On 20 August 1988 I published the following interview with Eduardo Polonio (Madrid, 1981) in the newspaper Ya, to which I was a regular contributor between 1985 and 1991. The opera to which he alludes was neither finally titled with the title given in the article – Kepler, Kepler ended up being titled Uno es el cubo – Fantasía kepleriana en cinco sólidos perfectos – nor was it premiered in 1992, as was supposedly planned, but in 1995. When reading the article, always bear in mind the year in which the interview was conducted.

Eduardo Polonio is one of the most important composers we have in Spain today. His name is inscribed in two of the most important Spanish contemporary music groups. He was part of the group Koan in its first stage (1967-70) and was one of the founders of ALEA-Música Electroacústica Libre, together with our best known living composer, Luis de Pablo, and the Argentinian Horacio Vaggione.

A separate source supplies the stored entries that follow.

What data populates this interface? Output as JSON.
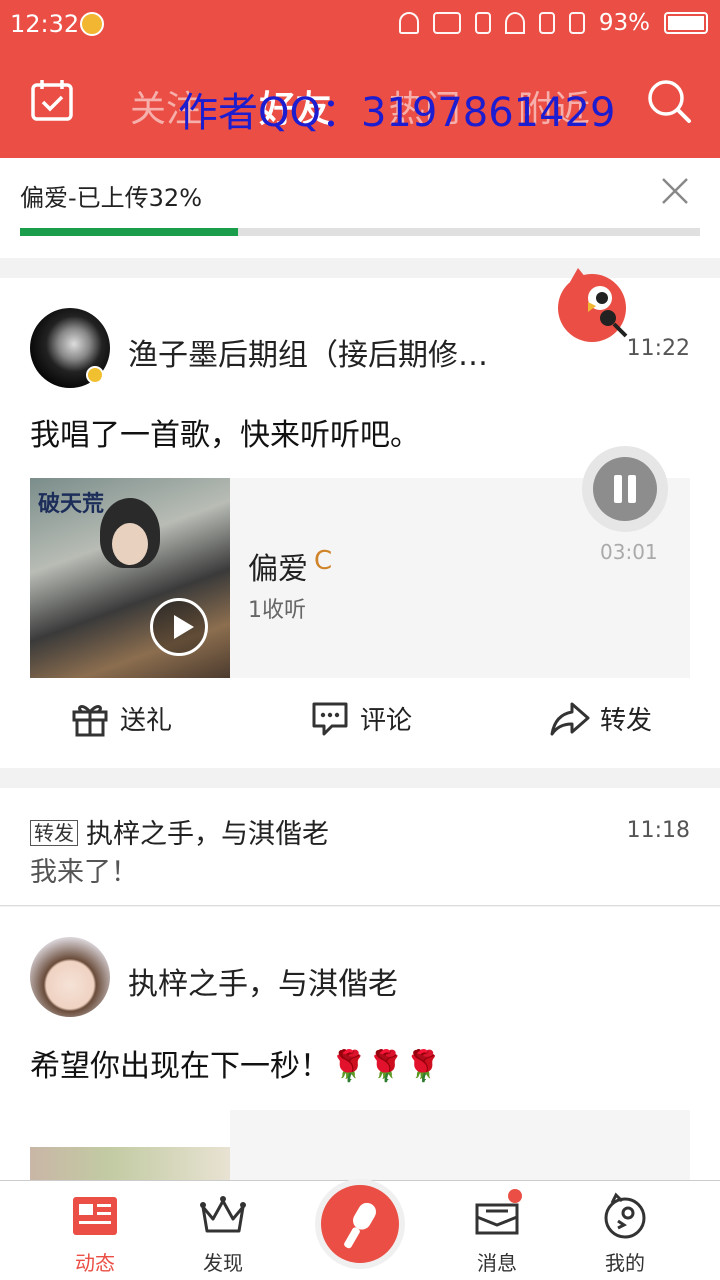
{
  "status_bar": {
    "time": "12:32",
    "battery": "93%"
  },
  "header": {
    "tabs": [
      {
        "label": "关注",
        "active": false
      },
      {
        "label": "好友",
        "active": true
      },
      {
        "label": "热门",
        "active": false
      },
      {
        "label": "附近",
        "active": false
      }
    ],
    "watermark": "作者QQ：3197861429",
    "accent_color": "#ea4e45"
  },
  "upload": {
    "text": "偏爱-已上传32%",
    "progress_percent": 32,
    "progress_color": "#1a9e4c"
  },
  "post1": {
    "username": "渔子墨后期组（接后期修…",
    "time": "11:22",
    "text": "我唱了一首歌，快来听听吧。",
    "song": {
      "cover_title": "破天荒",
      "name": "偏爱",
      "badge": "C",
      "listens": "1收听",
      "duration": "03:01"
    },
    "actions": {
      "gift": "送礼",
      "comment": "评论",
      "share": "转发"
    }
  },
  "post2": {
    "tag": "转发",
    "username": "执梓之手，与淇偕老",
    "time": "11:18",
    "text": "我来了！"
  },
  "post3": {
    "username": "执梓之手，与淇偕老",
    "text": "希望你出现在下一秒！🌹🌹🌹"
  },
  "bottom_nav": {
    "feed": "动态",
    "discover": "发现",
    "messages": "消息",
    "mine": "我的"
  }
}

The path chosen by the composer Eduardo Polonio has distanced him from the traditional cenacles of what is strictly understood as contemporary music; he is aware that he gives “a serious image, but without the intellectual card that contemporary music gives”. His music is the offspring of the minimalism of Terry Riley, with whom he came into contact at the Darmstadt Festival in 1969, where he took part in the controversial performance of Riley’s In C, considered to be the first work composed according to the minimalist technique. “Something happens with minimalism that completely astonishes me: years ago nobody could stand it, and today it is in fashion through composers like Wim Mertens, who is considered to be a great ‘pope’ of minimalist music, while the public ignores the work of Steve Reich or Terry Riley. In 1969 I was already making repetitive and minimal music and there was nobody in Spain doing it. And when you’ve been doing it for twenty years you see this phenomenon, its supposed fashion, with a different perspective”.

Non-commercial music

So far this year, Eduardo Polonio’s discography has undergone a remarkable increase. Until now, he had only released three full-length albums: Fantaisie impromptu, in 1969; It, in 1976, and Acaricia la mañana, in 1984. This year, however, he has released two: Blood stations. Syntax error, for the small label Esplendor Geométrico, and, more recently, Cuenca, recorded at the Laboratorio de Música Electroacústica del Conservatorio de Cuenca and published by Nuevos Medios. “I make enough music to release one LP a year, but record companies are not interested in music, only in making money out of it. Anyone could argue that this is logical, since they are not charities, but companies that have to have an income. But one could also look at it another way. Any label can make a huge profit by releasing commercial music and dedicate a small part of it to maintaining a non-commercial line of music. This leads many artists to independent production, as has been the case with some of my work”.

Precisely, his last two works have been published by companies that have always opted for commercial work that is no stranger to risk and experimentation, although, in the case of Nuevos Medios, a large part of their renown is due to pop and rock. Eduardo Polonio has collaborated on numerous occasions with some of the most restless rock musicians on the Spanish music scene. “Electronic music used to be reduced to very restricted circles, because there were very few studios. In Spain there are currently only three: Phonos in Barcelona, the one at the Conservatorio de Cuenca, and another one in Pamplona. Madrid intends to open a fourth studio at the Centro de Arte Reina Sofía. When the synthesiser emerged, it broke out of this circle and now access to electronic music is easier: practically all rock bands have synthesizers”.

Eduardo Polonio’s most ambitious project is yet to come. It is Kepler, Kepler, a multimedia opera based on the life of the famous German astronomer. Video projections, dancers and computer-regulated orthophonic sound distribution are some of the features of this opera, the first act of which will premiere later this year at the UNESCO theatre in Paris. The complete opera will be performed in 1992, coinciding with the cultural events of the 5th Centenary.